Oracle

PROJECT

Oracle

Oracle is an improvisation practice where body, voice, identity and participation meet: a public, emancipative and sharable act that involves individuality in a communal setting. The ‘prophecy’ of the Oracle can be read as the voices of individuals that open their interiority in a group, but also as a social-critical awareness, questioning the position of the human being in the social, political and ecological environment.

Rather than focusing on composition or singing from a musical practice Caroline Daish, Justine Maxelon and Michel Yang explore inner sensations coming from a body practice. The invisible becomes concrete not through sight but through sound. By practicing with eyes closed they access another form of self, heighten listening and investigate duality within and between themselves and the spectator. Their voices meet in (dis)harmony, while their physicality embodies the vocality of the other bridging (dis)harmony to the visual. The vocal architecture, blind interaction, and movement score create a space for research and play.

As a permeable practice Oracle is co-created by the participants and the environment. The collective workings as well as each session is unique to the moment and context. Often practicing in public spaces, Oracle offers momentary readings. Until now Caroline Daish, Justine Maxelon and Michel Yang have had practices in train stations, parks, institutions, forests, public libraries, urban gardens, waterways and private living spaces.

The result is a soundscape intuitively self-orchestrated by the collective. The spectator receives the reading as a visual perspective, sonic experience, and spatial-social relation – having thoughts, character and history of its own – revealing the human condition embedded in vocal sounds.

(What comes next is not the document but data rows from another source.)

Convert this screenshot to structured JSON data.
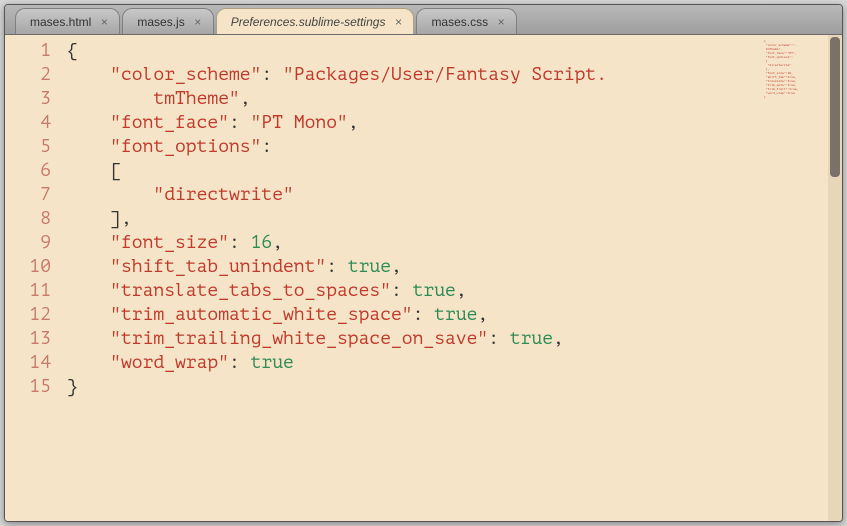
{
  "tabs": [
    {
      "label": "mases.html",
      "active": false
    },
    {
      "label": "mases.js",
      "active": false
    },
    {
      "label": "Preferences.sublime-settings",
      "active": true
    },
    {
      "label": "mases.css",
      "active": false
    }
  ],
  "gutter": {
    "lines": [
      "1",
      "2",
      "",
      "3",
      "4",
      "5",
      "6",
      "7",
      "8",
      "9",
      "10",
      "11",
      "12",
      "13",
      "14",
      "15"
    ]
  },
  "code": {
    "l1_open": "{",
    "l2_key": "\"color_scheme\"",
    "l2_colon": ": ",
    "l2_str_a": "\"Packages/User/Fantasy Script.",
    "l2b_str": "tmTheme\"",
    "l2b_comma": ",",
    "l3_key": "\"font_face\"",
    "l3_colon": ": ",
    "l3_str": "\"PT Mono\"",
    "l3_comma": ",",
    "l4_key": "\"font_options\"",
    "l4_colon": ":",
    "l5_open": "[",
    "l6_str": "\"directwrite\"",
    "l7_close": "],",
    "l8_key": "\"font_size\"",
    "l8_colon": ": ",
    "l8_num": "16",
    "l8_comma": ",",
    "l9_key": "\"shift_tab_unindent\"",
    "l9_colon": ": ",
    "l9_bool": "true",
    "l9_comma": ",",
    "l10_key": "\"translate_tabs_to_spaces\"",
    "l10_colon": ": ",
    "l10_bool": "true",
    "l10_comma": ",",
    "l11_key": "\"trim_automatic_white_space\"",
    "l11_colon": ": ",
    "l11_bool": "true",
    "l11_comma": ",",
    "l12_key": "\"trim_trailing_white_space_on_save\"",
    "l12_colon": ": ",
    "l12_bool": "true",
    "l12_comma": ",",
    "l13_key": "\"word_wrap\"",
    "l13_colon": ": ",
    "l13_bool": "true",
    "l14_close": "}"
  },
  "close_glyph": "×",
  "minimap_text": "{\n \"color_scheme\":\"..\n tmTheme\",\n \"font_face\":\"PT\",\n \"font_options\":\n [\n  \"directwrite\"\n ],\n \"font_size\":16,\n \"shift_tab\":true,\n \"translate\":true,\n \"trim_auto\":true,\n \"trim_trail\":true,\n \"word_wrap\":true\n}"
}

For Oracle’s residency at wpZimmer,

  • Daish, Maxelon and Yang will continue to practice, score and document the Oracle body-voice practice in studio, in non-studio, and in public spaces.
  • They will practice and evaluate ways of collective working recognising that by caring for each one’s boundaries and contributions, they care for the Oracle practice as a whole.
  • They will evaluate their recent and ongoing projects on the level of collective working ways, gathering artistic questions surfaced, treating our documentations (graphic scores, images, videos, automatic writings).